Maksim-maksim tersebut menganjurkan agar kita mengungkapkan keyakinan-keyakinan dengan sopan dan menghindari ujaran yang tidak sopan. Maksim-maksim ini dimasukkan ke dalam kategori prinsip kesopanan.
Leech menjelaskan teori kesantunan dalam enam maksim, yaitu
a.        Maksim Kebijaksanaan
Buatlah kerugian orang lain sekecil mungkin, dan buatlah keuntungan orang lain sebesar mungkin (Leech diterjemahkan oleh Oka, 1993: 27).
Gagasan dasar maksim kebijaksanaan dalam prinsip kesantunan adalah bahwa para peserta pertuturan hendaknya berpegang pada prinsip untuk selalu mengurangi keuntungan bagi dirinya sendiri dan memaksimalkan keuntungan pihak lain dalam kegiatan bertutur. Orang bertutur yang berpegang dan melaksanakan maksim kebijaksanaan akan dapat dikatakan sebagai orang santun. Apabila di dalam bertutur orang berpegang teguh pada maksim kebijaksanaan, ia akan dapat menghindarkan sikap dengaki, iri hati, dan sikap-sikap lain yang kurang santun terhadap mitra tutur. Rasa sakit hati dalam sebuah pertuturan juga dapat diminimalisir dengan maksim ini.
b.      Maksim Penerimaan
Kurangi keuntungan diri sendiri dan tambahi pengorbanan diri sendiri (Leech diterjemahkan oleh Oka, 1993: 27).
Jika setiap orang melaksanakan inti pokok maksim kedermawanan dalam ucapan dan perbuatan dalam pergaulan sehari-hari, maka kedengakian, iri hati, sakit hati antara sesama dapat terhindar. Dengan maksim kedermawanan atau maksim kemurahan hati, para peserta pertuturan diharapkan dapat menghormati orang lain. Penghormatan terhadap orang lain akan terjadi apabila orang dapat mengurangi keuntungan bagi dirinya sendiri dan memaksimalkan keuntungan bagi pihak lain.
c.       Maksim Kemurahan
Maksim ini menuntut setiap penutur untuk memaksimalkan rasa hormat kepada orang lain dan meminimalkan rasa merendahkan orang lain.
d.      Maksim Kesederhanaan atau Kerendahan Hati
Kurangi pujian pada diri sendiri, tambahi cacian pada diri sendiri (Leech diterjemahkan oleh Oka, 1993: 27).
Dalam maksim kesederhanaan atau maksim kerendahan hati, peserta tutur diharapkan dapat bersikap rendah hati dengan cara mengurangi pujian terhadap dirinya sendiri.

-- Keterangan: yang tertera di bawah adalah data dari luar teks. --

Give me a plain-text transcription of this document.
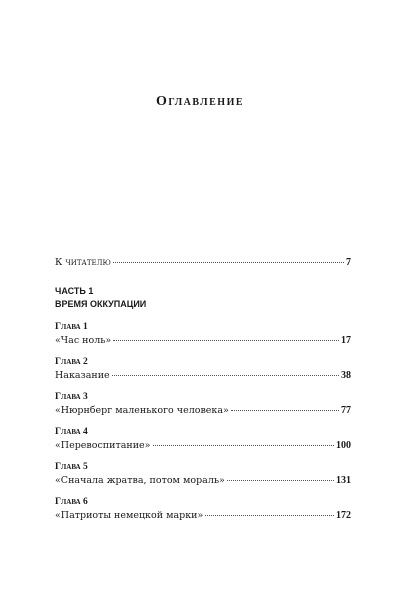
Оглавление
К читателю	7
ЧАСТЬ 1
ВРЕМЯ ОККУПАЦИИ
Глава 1
«Час ноль»	17
Глава 2
Наказание	38
Глава 3
«Нюрнберг маленького человека»	77
Глава 4
«Перевоспитание»	100
Глава 5
«Сначала жратва, потом мораль»	131
Глава 6
«Патриоты немецкой марки»	172
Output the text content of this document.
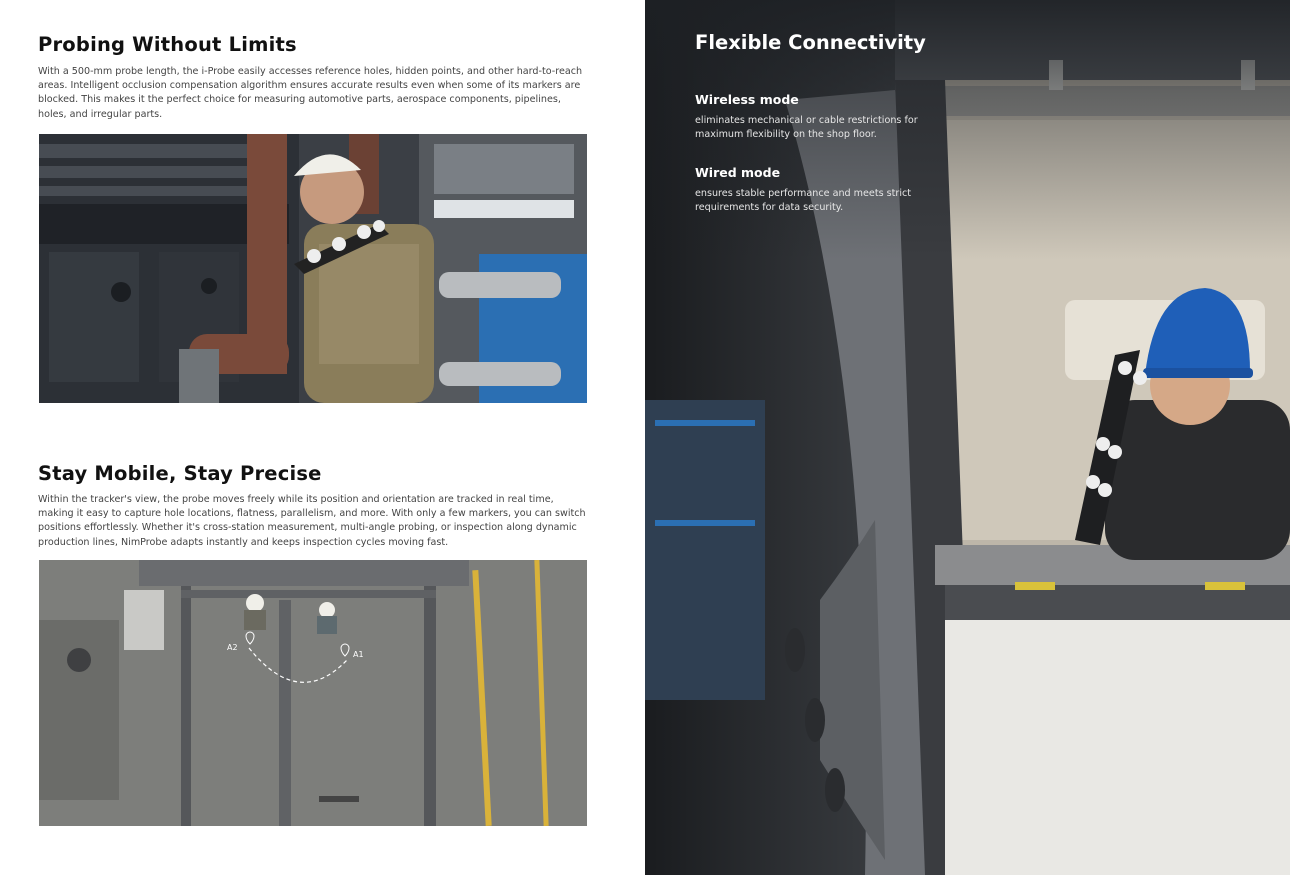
Probing Without Limits

With a 500-mm probe length, the i-Probe easily accesses reference holes, hidden points, and other hard-to-reach areas. Intelligent occlusion compensation algorithm ensures accurate results even when some of its markers are blocked. This makes it the perfect choice for measuring automotive parts, aerospace components, pipelines, holes, and irregular parts.

Stay Mobile, Stay Precise

Within the tracker's view, the probe moves freely while its position and orientation are tracked in real time, making it easy to capture hole locations, flatness, parallelism, and more. With only a few markers, you can switch positions effortlessly. Whether it's cross-station measurement, multi-angle probing, or inspection along dynamic production lines, NimProbe adapts instantly and keeps inspection cycles moving fast.

A2
A1
Flexible Connectivity
Wireless mode

eliminates mechanical or cable restrictions for maximum flexibility on the shop floor.

Wired mode

ensures stable performance and meets strict requirements for data security.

Orang akan dikatakan sombong dan congkak hati apabila di dalam kegiatan bertutur selalu memuji dan mengunggulkan dirinya sendiri. Dalam masyarakat bahasa dan budaya Indonesia, keserderhanaan dan kerendahan hati banyak digunakan sebagai paremeter penilaian kesantunan seseorang.
e.        Maksim Kecocokan
Kurangi ketidaksesuaian antara diri sendiri dengan orang lain. Tingkatkan persesuaian antara diri sendiri dengan orang lain (Leech diterjemahkan oleh Oka, 1993: 27)..
Maksim permufakatan seringkali disebut dengan maksim kecocokan (Wijana, 1996: 59). Di dalam maksim ini, ditekankan agar para pererta tutur dapat saling membina kecocokan atau kemufakatan di dalam kegiatan bertutur. Apabila terdapat kemufakatan atau kecocokan antara diri penutur dan mitra tutur dalam kegiatan bertutur, masing-masing dari mereka akan dapat dikatakan bersikap santun.
f.       Maksim Simpatisan
Kurangi antipasti antara diri sendiri dengan orang lain.
Perbesar simpati antara diri sendiri dengan orang lain (Leech diterjemahkan oleh Oka, 1993: 27).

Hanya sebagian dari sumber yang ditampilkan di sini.